Her choice for travelling partner was her mate Linda Evans, whose eldest child Luke captained Ireland’s CP football team in Brazil.
“All Peter and I ever wanted, and still always want, is for all four of our children to be the best they can,” Linda said.
“Luke takes the captaincy very seriously, especially now there’s a lot of young lads come in. They all headed out from the (athletes’) village one night but one lad had no family in Rio so Luke stayed with him.

“I’ve got to know all the other families over the years, you watch the lads grow up and now we see Gary Messett become a dad too, and that’s just lovely,” she added.


Mick Monahan is a GAA man from Kildare who has refereed All-Ireland senior finals.
He knew nothing about Paralympic sport but was worried when his son Patrick was left in a wheelchair after a car crash nine years ago.
Two years ago Pat took up wheelchair racing and has not looked back and Mick has noticed that, since Pat’s accident, his four sons have become even closer as brothers.
The O’Learys were always into canoeing.
Jude Coughlan and Pat O’Leary actually went to the same primary school in Glasheen in Cork.
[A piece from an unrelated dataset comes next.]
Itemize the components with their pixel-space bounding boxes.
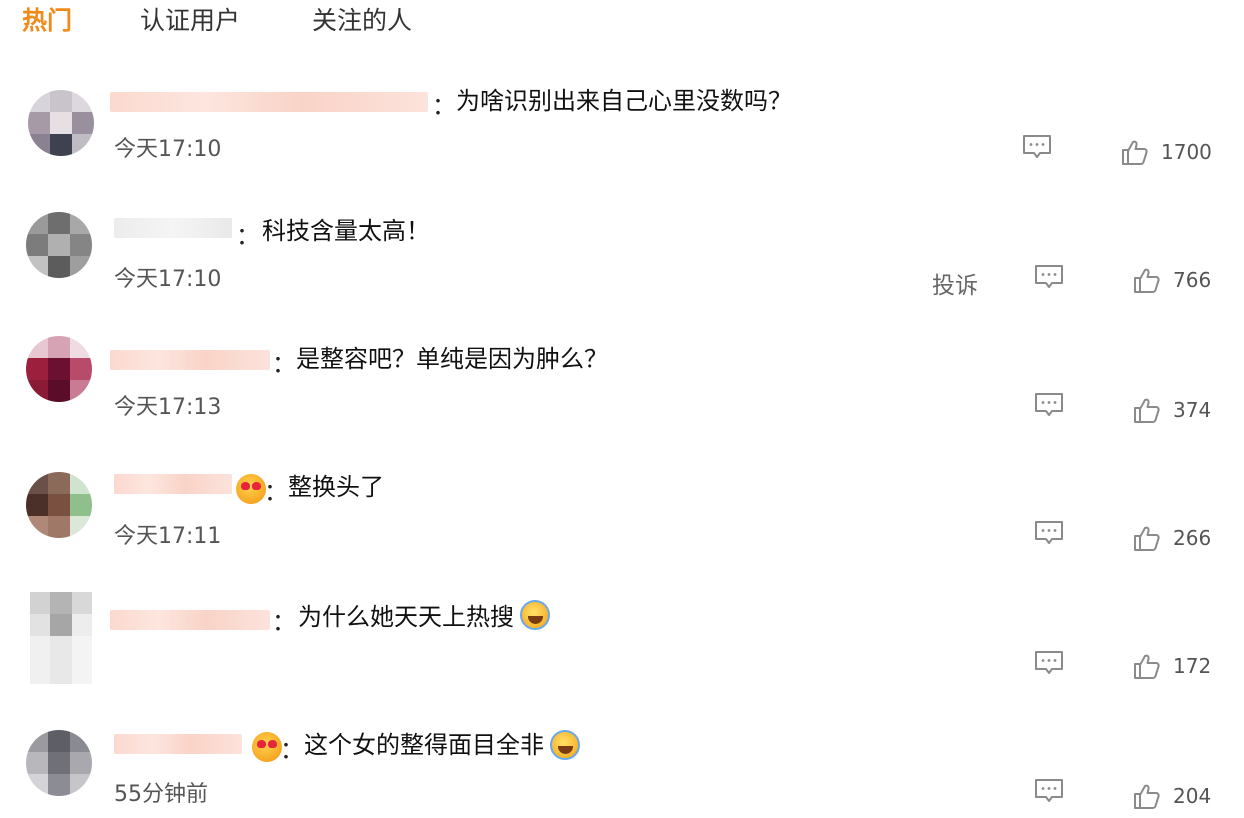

They got together when they were both in the canoeing club in college, married and are now parents to Sean (10) and Joe (8).
When Pat had to have his leg amputated less than five years ago sport provided physical and mental healing for him and his family have also benefited.
“Paralympic sport has turned something that was potentially very negative into something very positive,” Jude explained.
“It was a real choice for health. Pat could have sat at home and been depressed five years ago but he didn’t, and it’s made us all healthier as a family.
“We all go to the swimming pool together and all our holidays are based around his competitions. We bring the bikes and we go cycling and Pat goes training. It’s been so positive.”


In Paralympic sport sometimes even complete strangers become your family.
Many would regard tandem pilot Eve McCrystal as a selfless domestique for her visually impaired stoker Katie-George Dunlevy who achieved her dream of two medals in Rio, but McCrystal regards their effort and achievement as perfectly shared.
“We’re a team and I never want people to think that I’m at the front of the bike,” McCrystal stressed.
“People can see my results as a domestic rider at home. They don’t see Katie’s because she can’t ride on her own but, if Katie could ride a bike on her own, she’d be exactly the same as me.” 
Their personalities, she jokes, are chalk and cheese.
“I’d be more highly strung, Katie would calm me down. We kind of balance each other out. I honestly don’t know, if we weren’t cycling, that we’d be ever friends but, on a bike, we’re one person,” she says of their remarkable symbiosis.
Katie’s girlfriend Helen Jacob  has another take on the Paralympic family.
“We’ve missed so many family events –  40th birthdays, weddings etc..-  but our friends and family understand what Katie does and believe they are part of this team too,” she said.
“What both of them have put in is phenomenal,” she added. “Eve has two young children and she misses things like first days at school and birthdays for training.”
Eve’s little daughters are already benefiting from the Paralympic family’s remarkably diverse and extended family and learned some of its core values.
When Eve phoned them after winning the second medal she was told “Mammy, we’ve figured out who’s going to get the man (mascot doll) with the gold hair and the man with the silver hair.’
Ava (8) has figured out that, as the eldest, she’s entitled to first dibs on golden Tom.
But she said she will happily share and swap him with Nessa’s silver Tom every Friday.